O desafio do catolicismo
O fenômeno da descrença não é absoluto e ainda pulsam sinais de vida

Mudar para acompanhar os tempos ou manter a tradição para atrair fiéis pela força de um edifício espiritual construído ao longo de 2 000 anos? Esse é o dilema das religiões cristãs tradicionais, muito maior do que qualquer papa, seja ele Francisco ou seu antecessor, Bento XVI, cada qual defensor de uma das tendências. Ambos já encontraram plenamente instalado o fenômeno de múltiplas causas do refluxo que começou a se formar lá no Renascimento, quando despontou a possibilidade de pensar o mundo fora do grande arcabouço criado pela Igreja. Todos sabemos, não parou mais. Os livres-pensadores, no sentido mais amplo, ganharam a guerra das ideias. Em compensação, o desmanche da religião deixou um enorme buraco na psique humana, um vazio espiritual que toda a nossa incomparável riqueza material e a profusão de especialistas em tudo, inclusive em autoajuda, não preenchem. A única autoajuda de grande efeito em ação hoje em partes do antigo mundo católico é, justamente, a da religião evangélica reinventada, fraca em teologia, mas forte na tecnologia comportamental capaz de mudar vidas e tirar os caídos das três esferas mais comuns da perdição, a bebida, as drogas e a cadeia.

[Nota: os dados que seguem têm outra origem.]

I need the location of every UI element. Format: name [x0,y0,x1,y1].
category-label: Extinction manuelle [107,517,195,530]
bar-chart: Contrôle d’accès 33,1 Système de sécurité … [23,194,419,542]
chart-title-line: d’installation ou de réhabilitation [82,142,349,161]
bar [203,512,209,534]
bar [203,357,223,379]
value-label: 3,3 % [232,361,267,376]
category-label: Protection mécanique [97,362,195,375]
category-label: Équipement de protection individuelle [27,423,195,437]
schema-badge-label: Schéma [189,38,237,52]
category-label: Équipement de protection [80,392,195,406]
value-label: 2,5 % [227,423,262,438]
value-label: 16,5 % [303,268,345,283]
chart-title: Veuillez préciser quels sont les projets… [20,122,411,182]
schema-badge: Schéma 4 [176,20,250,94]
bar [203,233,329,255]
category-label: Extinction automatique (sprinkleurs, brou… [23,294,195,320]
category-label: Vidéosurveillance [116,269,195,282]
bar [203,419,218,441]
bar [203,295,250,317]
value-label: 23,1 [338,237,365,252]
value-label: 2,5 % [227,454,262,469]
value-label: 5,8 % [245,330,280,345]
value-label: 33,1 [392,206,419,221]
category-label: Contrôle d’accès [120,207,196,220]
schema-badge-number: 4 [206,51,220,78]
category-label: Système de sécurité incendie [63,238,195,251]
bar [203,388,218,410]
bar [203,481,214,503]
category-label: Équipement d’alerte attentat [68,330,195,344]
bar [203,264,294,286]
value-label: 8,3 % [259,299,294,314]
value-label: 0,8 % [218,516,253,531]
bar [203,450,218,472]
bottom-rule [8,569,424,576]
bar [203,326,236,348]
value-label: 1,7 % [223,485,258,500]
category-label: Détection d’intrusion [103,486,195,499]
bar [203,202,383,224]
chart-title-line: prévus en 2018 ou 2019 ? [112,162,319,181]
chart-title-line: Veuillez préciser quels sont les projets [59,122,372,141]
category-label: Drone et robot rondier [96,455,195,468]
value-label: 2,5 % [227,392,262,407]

Uma mensagem forte também parece ser responsável por uma microtendência de conversões ao catolicismo mais tradicional em países altamente laicizados como a Inglaterra, a França e até os Estados Unidos. Os novos convertidos chegam por esforço próprio — ou seja, lendo coisas nas redes sociais. São, na maioria, homens jovens desconfortáveis com vários aspectos da sociedade contemporânea. Poderiam facilmente ter caído na tentação da misoginia e do hipermachismo à la Andrew Tate, mostrados na série Adolescência, com o caminho para a degradação aberto pela alta pornografia ao alcance de um toque no celular e pelo cardápio de beldades do OnlyFans que só demandam um pequeno pagamento. Buscam clareza moral, um modo de vida estruturado, respostas para as eternas perguntas.
“Mudar para acompanhar os tempos ou manter a tradição para atrair fiéis pela força do edifício espiritual?”
O mais conhecido católico convertido do momento é o vice-presidente J.D. Vance, o mesmo que gerou tanto veneno dos antitrumpistas por ter se encontrado com o papa um dia e meio antes de sua morte. Vance escreveu longamente sobre o processo que o levou à conversão, durante o qual estudou René Girard e Santo Agostinho, a quem escolheu como patrono. Não é o homem mesquinho que destratou diretamente Volodymyr Zelensky, na infame reunião na Casa Branca, que se vê nas suas reflexões. Ele divisou nas críticas de Santo Agostinho ao estilo de vida dos romanos, voltado para os prazeres carnais e o consumo, um paralelo com o que acontece nos Estados Unidos. Um trumpista agostiniano, quem diria.
Não se pode falar, diante dos pequenos números, em renascimento do catolicismo, mas é preciso admitir que poucas coisas hoje, na esfera das elites, exigem mais coragem do que abraçar uma religião, ainda mais uma como a católica, durante tanto tempo demolida pelos maiores intelectos do mundo. Mesmo para quem nem sequer pensa nesse caminho, vale a pena refletir sobre o que disse o mais arrojado, talvez alucinado, pensador católico do século passado, o francês Teilhard de Chardin: “Não somos seres humanos tendo uma experiência espiritual, mas seres espirituais tendo uma experiência humana”. Nenhum papa falaria melhor do que isso.